I.
Tout est pouvoir. Dans l’absolu.
Les fameux et détestables droits d’aînesse - comme s’il ne fallait respecter que les plus âgés que soi - une recommandation ferme exigeant application obligée, des diplômes supérieurs aux tiens qu’on fait valoir comme on agiterait un argument d’autorité, une voix plus forte que celle de tous, un rouleur de mécaniques provocateur et agressif, les cloches des églises avant la laïcité, le terrorisme et les sectes qui veulent gagner du terrain … et j’en passe.
Le pouvoir. Haïssable.
Il est pourtant aisé de placer au cœur des relations humaines le respect et la tolérance. Un monde sans sexisme n’est pas impossible, sans discrimination de l’autre, noir ou malade ou vieux ou nécessiteux … Les rapports de force gèrent le monde ouvertement ou hypocritement. L’homme et la femme, l’aisé et le démuni, le fort et le frêle … Évidemment, cela saute aux yeux dans certaines contrées alors que c’est subreptice ailleurs. Mais ailleurs, il y a des lois et des lois souvent fortes, même si cette loi de la jungle peut exister, aux-ras-les-pâquerettes et partout, chez les moins nantis intellectuellement et civiquement. Comme une mauvaise satisfaction, comme une revanche sur ses carences, comme un des plus laids héritages éducationnels.
Le sens du juste, le rationalisme, la pensée construite, la liberté neutralisent le pouvoir des autres sur vous en situation de non-violence, d’écoute tolérante et d’intelligence.
Autrement, l’Histoire est riche de pierres frappées de sang, de bûchers, d’inquisitions, de pogroms et de goulags.
- Ma religion est l’humanisme, dit-elle. Un humanisme qui accepte le kaléidoscope humain, avec toutes ses variantes.
II.
Et puis, il y a ceux qui vieillissent rapidement ou mal, qui laissent le doute s’installer, qui ne réagissent pas à la première lampée ingurgitée de travers et malgré soi, qui ne maîtrisent pas les garde-fous conscients. La vieillesse est un mal nécessaire à la durée, un mal dont on doit pouvoir se délecter, parce qu’en son absence, on n’est plus. Concrètement.
Et la vieillesse a besoin d’être secouée. En permanence.
- Sais-tu quel est ton pire ennemi ? me dit-elle, un jour. Et bien, c’est ton corps. Malmène-le, choque-le, laisse-le venir, contre ses exigences subtilement, tiens-le en haleine, ne le gâte pas de ce qui gâte et mets-le dans l’iode à chaque fois que l’opportunité se présente. Suis-le aussi, de près. Les fluides, surtout.
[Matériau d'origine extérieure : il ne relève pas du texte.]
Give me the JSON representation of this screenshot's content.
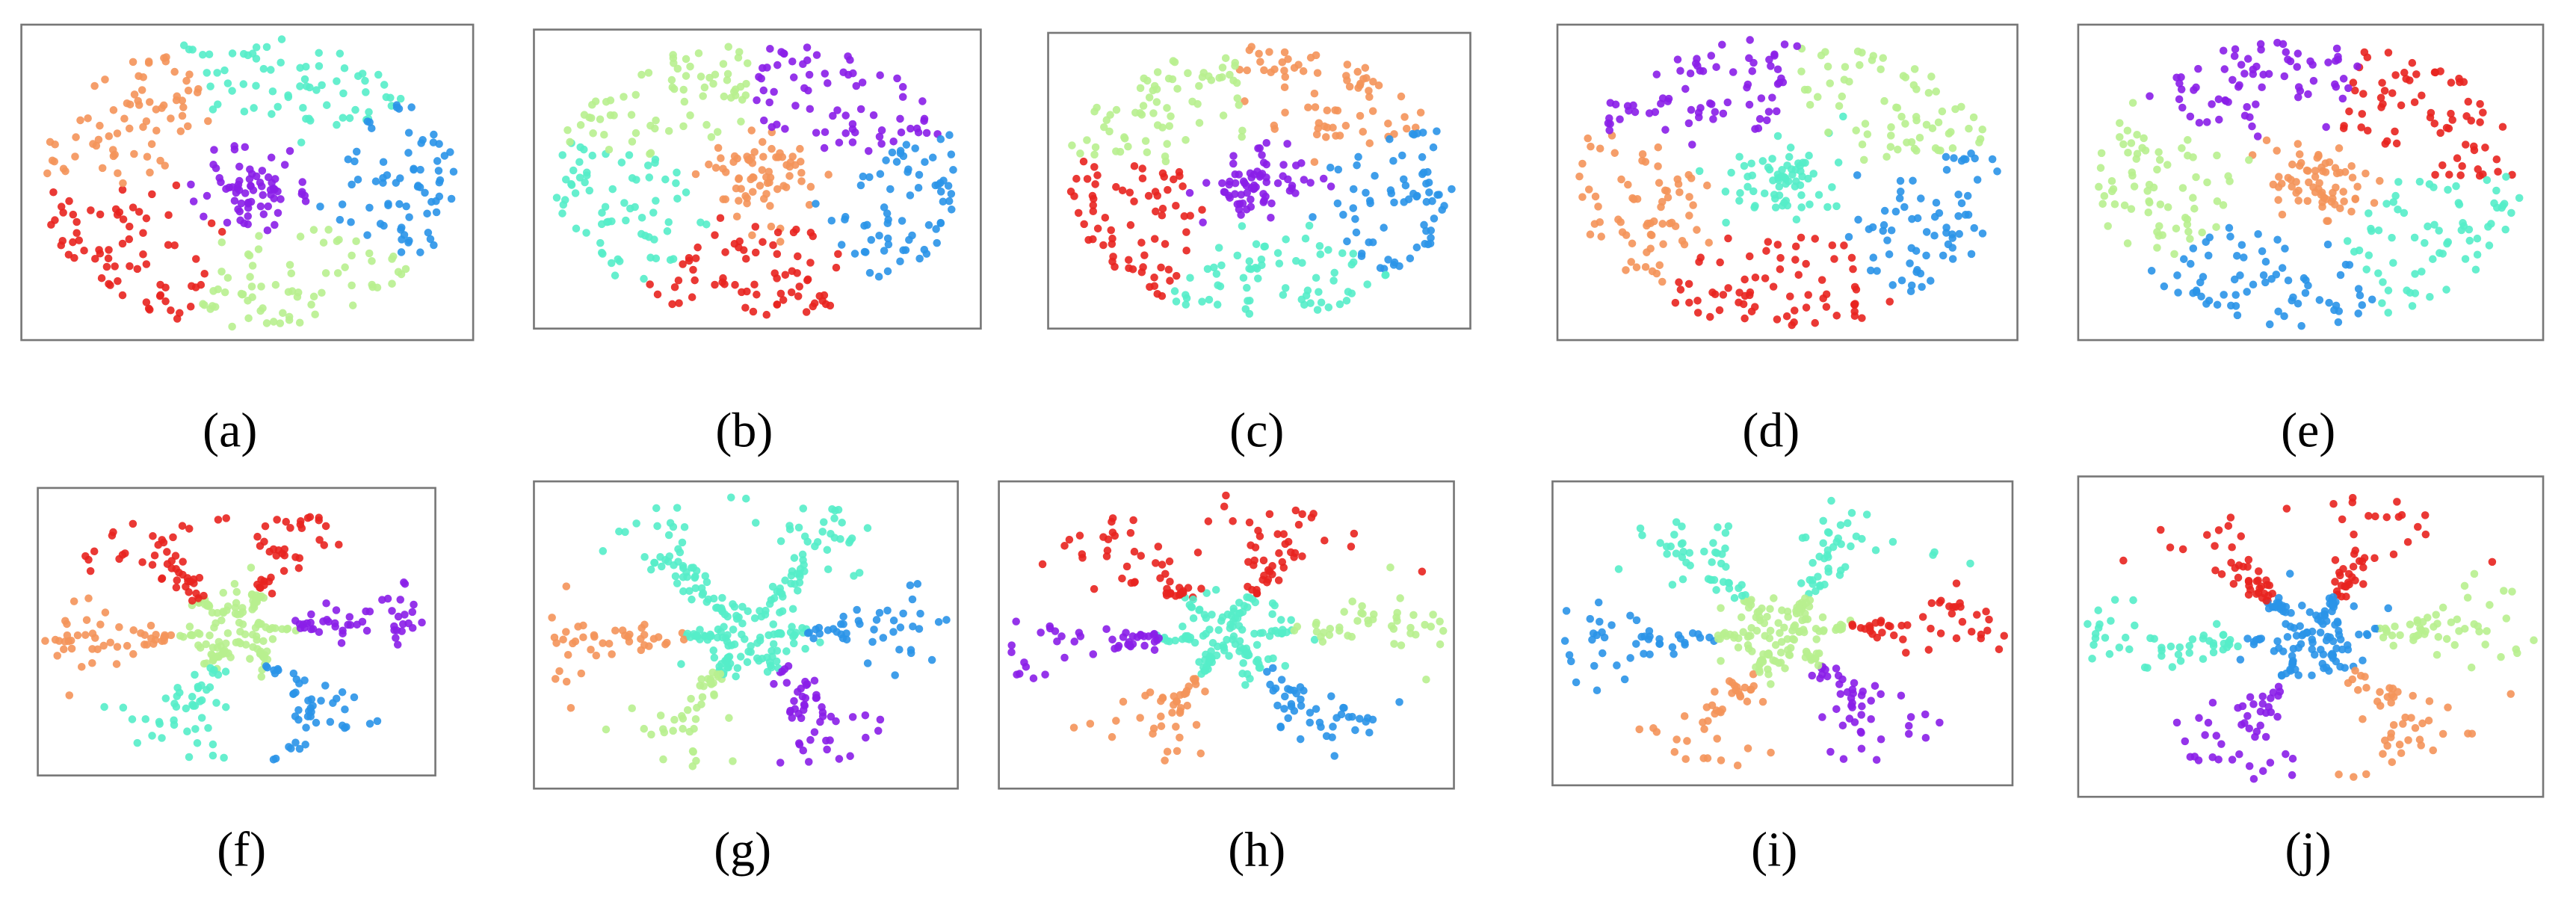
{
  "figure": {
    "panels": [
      {
        "label": "(a)"
      },
      {
        "label": "(b)"
      },
      {
        "label": "(c)"
      },
      {
        "label": "(d)"
      },
      {
        "label": "(e)"
      },
      {
        "label": "(f)"
      },
      {
        "label": "(g)"
      },
      {
        "label": "(h)"
      },
      {
        "label": "(i)"
      },
      {
        "label": "(j)"
      }
    ]
  }
}
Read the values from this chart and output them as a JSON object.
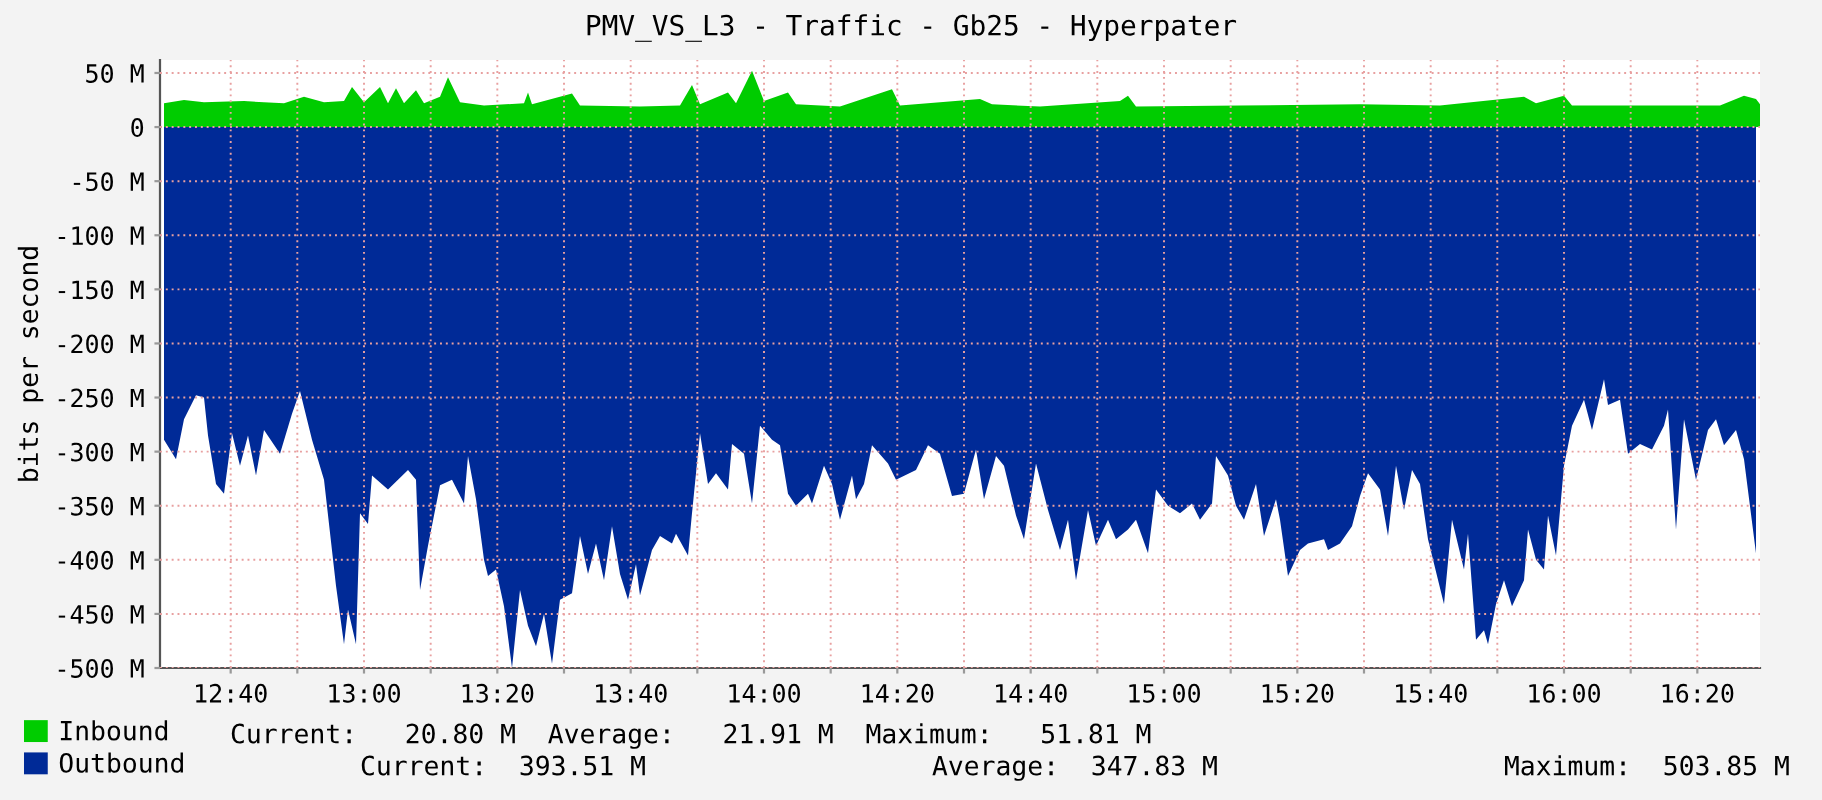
{
  "chart_data": {
    "type": "area",
    "title": "PMV_VS_L3 - Traffic - Gb25 - Hyperpater",
    "ylabel": "bits per second",
    "xlim": [
      12.49,
      16.49
    ],
    "ylim": [
      -500,
      62
    ],
    "xticks": [
      {
        "value": 12.6667,
        "label": "12:40"
      },
      {
        "value": 12.8333,
        "label": null
      },
      {
        "value": 13.0,
        "label": "13:00"
      },
      {
        "value": 13.1667,
        "label": null
      },
      {
        "value": 13.3333,
        "label": "13:20"
      },
      {
        "value": 13.5,
        "label": null
      },
      {
        "value": 13.6667,
        "label": "13:40"
      },
      {
        "value": 13.8333,
        "label": null
      },
      {
        "value": 14.0,
        "label": "14:00"
      },
      {
        "value": 14.1667,
        "label": null
      },
      {
        "value": 14.3333,
        "label": "14:20"
      },
      {
        "value": 14.5,
        "label": null
      },
      {
        "value": 14.6667,
        "label": "14:40"
      },
      {
        "value": 14.8333,
        "label": null
      },
      {
        "value": 15.0,
        "label": "15:00"
      },
      {
        "value": 15.1667,
        "label": null
      },
      {
        "value": 15.3333,
        "label": "15:20"
      },
      {
        "value": 15.5,
        "label": null
      },
      {
        "value": 15.6667,
        "label": "15:40"
      },
      {
        "value": 15.8333,
        "label": null
      },
      {
        "value": 16.0,
        "label": "16:00"
      },
      {
        "value": 16.1667,
        "label": null
      },
      {
        "value": 16.3333,
        "label": "16:20"
      }
    ],
    "yticks": [
      {
        "value": 50,
        "label": "50 M"
      },
      {
        "value": 0,
        "label": "0"
      },
      {
        "value": -50,
        "label": "-50 M"
      },
      {
        "value": -100,
        "label": "-100 M"
      },
      {
        "value": -150,
        "label": "-150 M"
      },
      {
        "value": -200,
        "label": "-200 M"
      },
      {
        "value": -250,
        "label": "-250 M"
      },
      {
        "value": -300,
        "label": "-300 M"
      },
      {
        "value": -350,
        "label": "-350 M"
      },
      {
        "value": -400,
        "label": "-400 M"
      },
      {
        "value": -450,
        "label": "-450 M"
      },
      {
        "value": -500,
        "label": "-500 M"
      }
    ],
    "grid": true,
    "legend": "bottom left",
    "series": [
      {
        "name": "Inbound",
        "color": "#00cc00",
        "x": [
          12.5,
          12.55,
          12.6,
          12.7,
          12.8,
          12.85,
          12.9,
          12.95,
          12.97,
          13.0,
          13.04,
          13.06,
          13.08,
          13.1,
          13.13,
          13.15,
          13.19,
          13.21,
          13.24,
          13.3,
          13.4,
          13.41,
          13.42,
          13.52,
          13.54,
          13.69,
          13.79,
          13.82,
          13.84,
          13.91,
          13.93,
          13.97,
          14.0,
          14.06,
          14.08,
          14.19,
          14.32,
          14.34,
          14.54,
          14.57,
          14.69,
          14.89,
          14.91,
          14.93,
          15.19,
          15.49,
          15.69,
          15.9,
          15.93,
          16.0,
          16.02,
          16.19,
          16.39,
          16.45,
          16.48,
          16.49
        ],
        "values": [
          22,
          25,
          23,
          24,
          22,
          28,
          23,
          24,
          37,
          23,
          37,
          22,
          36,
          22,
          34,
          22,
          28,
          46,
          23,
          20,
          22,
          32,
          21,
          31,
          20,
          19,
          20,
          39,
          21,
          32,
          22,
          52,
          24,
          32,
          21,
          19,
          35,
          20,
          26,
          21,
          19,
          24,
          29,
          19,
          20,
          21,
          20,
          28,
          22,
          29,
          20,
          20,
          20,
          29,
          26,
          21
        ]
      },
      {
        "name": "Outbound",
        "color": "#002a97",
        "x": [
          12.5,
          12.53,
          12.55,
          12.58,
          12.6,
          12.61,
          12.63,
          12.65,
          12.67,
          12.69,
          12.71,
          12.73,
          12.75,
          12.79,
          12.82,
          12.84,
          12.87,
          12.9,
          12.93,
          12.95,
          12.96,
          12.98,
          12.99,
          13.01,
          13.02,
          13.06,
          13.11,
          13.13,
          13.14,
          13.16,
          13.19,
          13.22,
          13.25,
          13.26,
          13.28,
          13.3,
          13.31,
          13.33,
          13.35,
          13.37,
          13.39,
          13.41,
          13.43,
          13.45,
          13.47,
          13.49,
          13.52,
          13.54,
          13.56,
          13.58,
          13.6,
          13.62,
          13.64,
          13.66,
          13.68,
          13.69,
          13.72,
          13.74,
          13.77,
          13.78,
          13.81,
          13.82,
          13.84,
          13.86,
          13.88,
          13.91,
          13.92,
          13.95,
          13.97,
          13.99,
          14.02,
          14.04,
          14.06,
          14.08,
          14.11,
          14.12,
          14.15,
          14.17,
          14.19,
          14.22,
          14.23,
          14.25,
          14.27,
          14.31,
          14.33,
          14.38,
          14.41,
          14.44,
          14.47,
          14.5,
          14.53,
          14.55,
          14.58,
          14.6,
          14.63,
          14.65,
          14.68,
          14.71,
          14.74,
          14.76,
          14.78,
          14.81,
          14.83,
          14.86,
          14.88,
          14.91,
          14.93,
          14.96,
          14.98,
          15.01,
          15.04,
          15.07,
          15.09,
          15.12,
          15.13,
          15.16,
          15.18,
          15.2,
          15.23,
          15.25,
          15.28,
          15.29,
          15.31,
          15.34,
          15.36,
          15.4,
          15.41,
          15.44,
          15.47,
          15.49,
          15.51,
          15.54,
          15.56,
          15.58,
          15.6,
          15.62,
          15.64,
          15.66,
          15.7,
          15.72,
          15.75,
          15.76,
          15.78,
          15.8,
          15.81,
          15.83,
          15.85,
          15.87,
          15.9,
          15.91,
          15.93,
          15.95,
          15.96,
          15.98,
          16.0,
          16.02,
          16.05,
          16.07,
          16.1,
          16.11,
          16.14,
          16.16,
          16.19,
          16.22,
          16.25,
          16.26,
          16.28,
          16.3,
          16.33,
          16.36,
          16.38,
          16.4,
          16.43,
          16.45,
          16.48
        ],
        "values": [
          -289,
          -307,
          -270,
          -248,
          -250,
          -285,
          -330,
          -339,
          -283,
          -313,
          -285,
          -322,
          -280,
          -302,
          -265,
          -244,
          -289,
          -326,
          -424,
          -478,
          -446,
          -478,
          -357,
          -367,
          -322,
          -335,
          -317,
          -326,
          -428,
          -387,
          -331,
          -326,
          -348,
          -304,
          -344,
          -400,
          -415,
          -409,
          -443,
          -500,
          -428,
          -461,
          -480,
          -450,
          -496,
          -437,
          -431,
          -378,
          -413,
          -385,
          -419,
          -369,
          -413,
          -437,
          -404,
          -433,
          -391,
          -378,
          -385,
          -376,
          -396,
          -357,
          -283,
          -330,
          -320,
          -335,
          -293,
          -302,
          -348,
          -276,
          -289,
          -294,
          -339,
          -350,
          -339,
          -348,
          -313,
          -330,
          -363,
          -322,
          -344,
          -330,
          -294,
          -311,
          -326,
          -317,
          -294,
          -302,
          -341,
          -339,
          -298,
          -344,
          -304,
          -313,
          -359,
          -381,
          -311,
          -354,
          -391,
          -363,
          -419,
          -354,
          -387,
          -363,
          -381,
          -372,
          -363,
          -394,
          -335,
          -350,
          -357,
          -348,
          -363,
          -348,
          -304,
          -322,
          -350,
          -363,
          -330,
          -378,
          -344,
          -363,
          -415,
          -391,
          -385,
          -381,
          -391,
          -385,
          -369,
          -341,
          -320,
          -335,
          -378,
          -313,
          -354,
          -317,
          -330,
          -381,
          -441,
          -363,
          -409,
          -376,
          -474,
          -465,
          -478,
          -441,
          -419,
          -443,
          -419,
          -372,
          -400,
          -409,
          -359,
          -396,
          -313,
          -276,
          -252,
          -280,
          -233,
          -257,
          -252,
          -302,
          -293,
          -298,
          -276,
          -261,
          -372,
          -270,
          -326,
          -280,
          -270,
          -294,
          -280,
          -307,
          -394
        ]
      }
    ],
    "annotations": [
      "Current:   20.80 M  Average:   21.91 M  Maximum:   51.81 M",
      "Current:  393.51 M                  Average:  347.83 M                  Maximum:  503.85 M"
    ]
  }
}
Vieillir, la belle affaire ! Du beau donc.
- Je n’ai pas l’intention de vieillir, dit-elle.
Mais c’est sans compter le mal gratuit. Et c’est exactement là que l’existence paraît dans toute sa fortuité. Soit, mais ne tombons pas dans l’obsessionnel, parce que vieillir est aussi un art. L’art de se tenir debout avec fermeté, l’art de se nourrir de céleste et de terrestre, nourriture de l’esprit et fruits de la terre. Les deux appétits s’affirmant dans la qualité.
Vieillir est aussi l’art de s’aimer en aimant les autres méritants. L’art de la douceur et du beau. Le Beau au millimètre près, pour défier le temps. Sans Beau, on est déjà éteint. Par détestation de la passivité, du léthargique. Voire de l'inertie dans les cas d'abondan de soi.
Vieillir n’est pas seulement subir, pour les moins entreprenants, les moins dans la réactivité, les plus dans le fatalisme, il y a aussi, et c’est le moins heureux, les eaux profondes et troubles qui remontent à la surface : aigreur, envie, méchanceté …
Le tombé du masque et la laideur du mensonge et des faux-semblants. C’est précisément, le visage laid de la vieillesse, la face abominable, une heure de vérité, sa vérité : une vie durant d’instincts primaires, somme toute humains, mais non rationalisés. Parce que la réflexion consciente équilibre les choses, apaise l’esprit, clarifie la vue et rétablit le juste milieu.
Ce n’est pas encore tout à fait démocratisé, la réflexion consciente ou la conscience réfléchie. Ni ici ; ni même là-bas. Ça reste des piaillements et des jacasseries.